-
Floating Point Underflow
Greetings.
I am trying to write a little program to demonstrate floating point underflow, and things aren't going as expected. First of all, my understanding of floating point underflow is as follows...
Start with the smallest possible floating point number, and divide it by 10. The exponent is already as small as possible, so the result should move the decimal point over one place.
Here is the program I wrote.
Code:
#include <stdio.h>
#include <float.h>
int main(void)
{
double x, y;
x = DBL_MIN;
y = x / 10;
printf("%e %e\n", x, y);
return 0;
}
the output is 2.225074e-308 2.225074e-309
obviously the result is not what I expected. I don't understand how you can have a double number with -309 as the exponent. I thought the minimum exponent was -308
-
Because DBL_MIN isn't the smallest value possible for double. DBL_MIN is the smallest normalized value.

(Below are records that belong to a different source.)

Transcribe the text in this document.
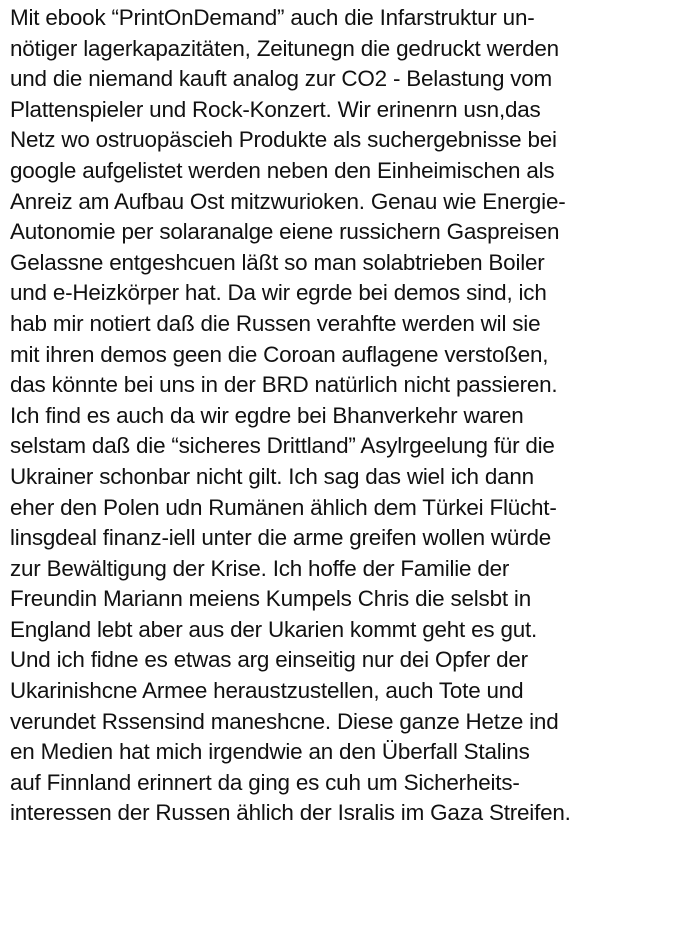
Mit ebook “PrintOnDemand” auch die Infarstruktur un-
nötiger lagerkapazitäten, Zeitunegn die gedruckt werden
und die niemand kauft analog zur CO2 - Belastung vom
Plattenspieler und Rock-Konzert. Wir erinenrn usn,das
Netz wo ostruopäscieh Produkte als suchergebnisse bei
google aufgelistet werden neben den Einheimischen als
Anreiz am Aufbau Ost mitzwurioken. Genau wie Energie-
Autonomie per solaranalge eiene russichern Gaspreisen
Gelassne entgeshcuen läßt so man solabtrieben Boiler
und e-Heizkörper hat. Da wir egrde bei demos sind, ich
hab mir notiert daß die Russen verahfte werden wil sie
mit ihren demos geen die Coroan auflagene verstoßen,
das könnte bei uns in der BRD natürlich nicht passieren.
Ich find es auch da wir egdre bei Bhanverkehr waren
selstam daß die “sicheres Drittland” Asylrgeelung für die
Ukrainer schonbar nicht gilt. Ich sag das wiel ich dann
eher den Polen udn Rumänen ählich dem Türkei Flücht-
linsgdeal finanz-iell unter die arme greifen wollen würde
zur Bewältigung der Krise. Ich hoffe der Familie der
Freundin Mariann meiens Kumpels Chris die selsbt in
England lebt aber aus der Ukarien kommt geht es gut.
Und ich fidne es etwas arg einseitig nur dei Opfer der
Ukarinishcne Armee heraustzustellen, auch Tote und
verundet Rssensind maneshcne. Diese ganze Hetze ind
en Medien hat mich irgendwie an den Überfall Stalins
auf Finnland erinnert da ging es cuh um Sicherheits-
interessen der Russen ählich der Isralis im Gaza Streifen.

2.225074e-309 is, indeed an underflow (what IEEE call it a "gracious underflow") because it is a subnormal double value (where E == 0). A little change in your program can show this:
Code:
#include <stdio.h>
#include <float.h>
struct fp_s {
unsigned long long m:52;
unsigned int e:11;
unsigned int s:1;
} __attribute__((packed));
int main( void )
{
double x, y;
struct fp_s *px, *py;
px = (struct fp_s *)&x;
py = (struct fp_s *)&y;
x = DBL_MIN;
y = x / 10;
// Remember: the structure for normalized values (0 < E < 2047) is:
// v = (-1)^S * ( 1 + M/2^52 ) * 2^(E-1023)
// but for subnormal values (E=0) is:
// v = (-1)^S * ( M/2^52 ) * 2^-1022
//
printf( "%e (M=%#llx, E=%u, S=%u) %e (M=%#llx, E=%u, S=%u)\n",
x, (unsigned long long)px->m, (unsigned int)px->e, (unsigned int)px->s,
y, (unsigned long long)py->m, (unsigned int)py->e, (unsigned int)py->s );
// THIS is the smallest subnormal value (not 0.0) possible for a double.
// Yes... 0.0 is a subnormal special value (M=0, E=0).
px->m=1;
px->e=0;
px->s=0;
printf( "%e\n", x );
return 0;
}
Compiling and running:
Code:
$ cc -O2 -o test test.c
$ ./test
2.225074e-308 (M=0, E=1, S=0) 2.225074e-309 (M=0x199999999999a, E=0, S=0)
4.940656e-324